The suggestions laid out in the book are quite simple and boil down to building a community with an almost open exchange of ideas, with trust and empowerment of one another at the core.
“[At UMBC,] we worked to build programs that would build communities, the same way that I learned as a child in the civil rights movement that there’s strength in building community among students, of teaching them how to support each other,” Hrabowski says.
“Unfortunately in STEM often there is a spirit of almost cutthroat and unhealthy competition. So students don’t help each other, but rather simply compete against each other and don’t give support to each other, and as a result, it leads to people not learning from each other,” he says.
One such example of a program that works, he says, is the Meyerhoff Scholars Program, which he co-founded, which has turned out numerous, successful African-American students who go on to earn doctorates in STEM disciplines.
“If you look at some of the most profound discoveries in science in the world you’ll see that those discoveries were made through collaborative learning, through collaborative effort, through interdisciplinary [study] and collaboration,” the mathematician adds.
Staff and faculty, Hrabowski reveals, implemented much of the same sense of community, as well.
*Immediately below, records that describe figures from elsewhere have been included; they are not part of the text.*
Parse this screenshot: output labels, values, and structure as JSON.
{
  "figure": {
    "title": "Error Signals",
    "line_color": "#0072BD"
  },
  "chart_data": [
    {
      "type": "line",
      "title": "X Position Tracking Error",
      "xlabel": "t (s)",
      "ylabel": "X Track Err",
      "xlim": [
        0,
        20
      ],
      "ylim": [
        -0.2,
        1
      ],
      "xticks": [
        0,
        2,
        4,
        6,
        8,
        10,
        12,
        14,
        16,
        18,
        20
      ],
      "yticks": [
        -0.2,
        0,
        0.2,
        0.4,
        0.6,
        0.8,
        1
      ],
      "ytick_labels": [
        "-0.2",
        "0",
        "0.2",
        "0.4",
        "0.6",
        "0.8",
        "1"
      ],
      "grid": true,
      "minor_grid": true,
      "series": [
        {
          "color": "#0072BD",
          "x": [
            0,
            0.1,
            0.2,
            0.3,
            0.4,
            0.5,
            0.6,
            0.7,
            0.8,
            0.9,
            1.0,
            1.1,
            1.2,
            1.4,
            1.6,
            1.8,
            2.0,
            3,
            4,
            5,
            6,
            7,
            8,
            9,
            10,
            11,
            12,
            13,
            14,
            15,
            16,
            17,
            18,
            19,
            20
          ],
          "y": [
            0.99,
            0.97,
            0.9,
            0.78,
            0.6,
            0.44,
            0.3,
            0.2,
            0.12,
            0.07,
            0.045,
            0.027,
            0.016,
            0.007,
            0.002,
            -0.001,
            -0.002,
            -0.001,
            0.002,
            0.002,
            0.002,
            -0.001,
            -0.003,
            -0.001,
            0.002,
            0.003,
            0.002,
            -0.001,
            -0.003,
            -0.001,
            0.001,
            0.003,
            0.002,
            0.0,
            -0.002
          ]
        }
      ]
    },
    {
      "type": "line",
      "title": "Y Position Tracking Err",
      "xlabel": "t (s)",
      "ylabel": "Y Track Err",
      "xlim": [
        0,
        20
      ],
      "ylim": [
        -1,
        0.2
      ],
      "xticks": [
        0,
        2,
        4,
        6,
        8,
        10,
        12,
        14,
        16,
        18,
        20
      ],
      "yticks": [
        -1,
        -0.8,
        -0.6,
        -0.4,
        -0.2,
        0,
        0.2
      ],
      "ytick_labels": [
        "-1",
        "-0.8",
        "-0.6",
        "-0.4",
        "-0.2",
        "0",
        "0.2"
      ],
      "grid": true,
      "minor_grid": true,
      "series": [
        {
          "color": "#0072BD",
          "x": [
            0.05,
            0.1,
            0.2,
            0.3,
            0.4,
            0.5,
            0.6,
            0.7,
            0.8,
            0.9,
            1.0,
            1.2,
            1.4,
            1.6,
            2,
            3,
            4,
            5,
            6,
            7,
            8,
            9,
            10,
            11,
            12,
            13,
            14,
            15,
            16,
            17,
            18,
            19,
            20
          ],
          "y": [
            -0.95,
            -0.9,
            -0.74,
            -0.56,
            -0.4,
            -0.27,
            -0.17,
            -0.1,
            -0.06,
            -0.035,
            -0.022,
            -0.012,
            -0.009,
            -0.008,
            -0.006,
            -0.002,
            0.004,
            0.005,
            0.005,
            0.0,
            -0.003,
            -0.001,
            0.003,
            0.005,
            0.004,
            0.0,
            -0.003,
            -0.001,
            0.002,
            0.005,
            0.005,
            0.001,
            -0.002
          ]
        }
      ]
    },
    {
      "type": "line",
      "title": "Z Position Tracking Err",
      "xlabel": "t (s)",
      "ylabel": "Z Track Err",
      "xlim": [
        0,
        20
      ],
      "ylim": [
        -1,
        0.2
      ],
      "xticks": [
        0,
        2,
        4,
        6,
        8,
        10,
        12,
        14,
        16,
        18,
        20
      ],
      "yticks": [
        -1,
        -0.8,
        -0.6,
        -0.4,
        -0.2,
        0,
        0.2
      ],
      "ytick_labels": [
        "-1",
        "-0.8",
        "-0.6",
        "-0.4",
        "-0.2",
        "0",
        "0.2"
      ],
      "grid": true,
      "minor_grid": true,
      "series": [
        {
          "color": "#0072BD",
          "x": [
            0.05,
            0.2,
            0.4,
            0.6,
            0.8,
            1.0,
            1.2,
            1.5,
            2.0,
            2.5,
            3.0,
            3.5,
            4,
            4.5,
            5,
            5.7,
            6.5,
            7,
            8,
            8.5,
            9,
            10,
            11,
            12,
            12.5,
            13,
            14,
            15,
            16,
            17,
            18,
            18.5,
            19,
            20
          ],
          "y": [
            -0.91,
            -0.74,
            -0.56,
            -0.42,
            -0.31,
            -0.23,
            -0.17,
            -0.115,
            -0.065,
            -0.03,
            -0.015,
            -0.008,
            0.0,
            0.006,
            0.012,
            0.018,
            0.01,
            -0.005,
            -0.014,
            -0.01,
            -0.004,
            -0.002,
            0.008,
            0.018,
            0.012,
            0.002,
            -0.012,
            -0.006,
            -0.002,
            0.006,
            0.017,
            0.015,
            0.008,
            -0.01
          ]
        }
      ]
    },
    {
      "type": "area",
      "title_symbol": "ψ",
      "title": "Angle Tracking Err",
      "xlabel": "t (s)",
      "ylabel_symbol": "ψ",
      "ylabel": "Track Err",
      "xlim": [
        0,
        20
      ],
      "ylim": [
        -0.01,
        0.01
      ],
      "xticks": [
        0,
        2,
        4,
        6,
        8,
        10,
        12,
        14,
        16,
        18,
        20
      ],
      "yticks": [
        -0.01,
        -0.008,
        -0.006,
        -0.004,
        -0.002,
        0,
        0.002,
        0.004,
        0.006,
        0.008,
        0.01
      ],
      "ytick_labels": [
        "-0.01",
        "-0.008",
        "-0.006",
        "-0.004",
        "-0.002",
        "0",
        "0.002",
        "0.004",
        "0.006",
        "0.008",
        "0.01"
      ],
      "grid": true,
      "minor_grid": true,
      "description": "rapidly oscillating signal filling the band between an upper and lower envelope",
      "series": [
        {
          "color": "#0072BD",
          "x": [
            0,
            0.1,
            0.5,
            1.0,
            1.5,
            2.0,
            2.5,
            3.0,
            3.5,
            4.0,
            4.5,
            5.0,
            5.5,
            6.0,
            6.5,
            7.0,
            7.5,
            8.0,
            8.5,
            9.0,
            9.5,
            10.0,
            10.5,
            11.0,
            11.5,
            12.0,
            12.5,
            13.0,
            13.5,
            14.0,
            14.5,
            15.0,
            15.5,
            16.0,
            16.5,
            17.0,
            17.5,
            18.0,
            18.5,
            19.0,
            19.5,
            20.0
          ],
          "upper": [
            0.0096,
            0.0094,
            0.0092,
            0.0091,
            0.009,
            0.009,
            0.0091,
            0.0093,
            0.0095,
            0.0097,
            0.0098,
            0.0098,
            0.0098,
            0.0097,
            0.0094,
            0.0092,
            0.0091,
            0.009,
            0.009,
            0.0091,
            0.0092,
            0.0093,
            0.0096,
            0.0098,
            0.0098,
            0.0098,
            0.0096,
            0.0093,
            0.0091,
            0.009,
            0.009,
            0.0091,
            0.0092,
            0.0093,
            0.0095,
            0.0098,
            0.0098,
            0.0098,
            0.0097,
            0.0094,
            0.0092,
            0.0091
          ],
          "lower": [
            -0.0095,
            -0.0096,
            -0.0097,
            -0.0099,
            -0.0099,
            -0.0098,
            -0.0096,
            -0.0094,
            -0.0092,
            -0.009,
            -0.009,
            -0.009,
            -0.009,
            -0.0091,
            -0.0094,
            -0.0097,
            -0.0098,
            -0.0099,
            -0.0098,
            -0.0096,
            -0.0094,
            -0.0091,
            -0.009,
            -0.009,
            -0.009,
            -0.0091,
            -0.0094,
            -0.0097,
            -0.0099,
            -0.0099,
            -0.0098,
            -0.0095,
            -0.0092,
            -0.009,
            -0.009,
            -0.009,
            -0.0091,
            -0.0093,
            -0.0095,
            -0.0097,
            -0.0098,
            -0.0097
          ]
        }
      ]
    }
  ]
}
“The fundamental question that any university needs to ask is how well do we know our students? And who is giving the students support? Are students working to support each other? What’s the relationship to the student’s background, the student’s habits, the student’s goals, the student’s mindset and the performance of the student?” Hrabowski says.
“Too often, we often see grades and faces without knowing anything about the students, and what my university and colleagues really have worked to do is to know the students, both in terms of their preparation, their attitudes, their work habits and, quite frankly, to give them the support they need to ensure they excel,” he says.
“At the core of our theory of change has been empowering youth to take ownership of their education in the same way that Dr. King empowered the children of Birmingham to believe that we could have some say in our own destiny,” he adds. “Before Dr. King talked to me as a child, I always thought I had to be in a school with second-hand books. He was the one who said to me that tomorrow could be better than today.”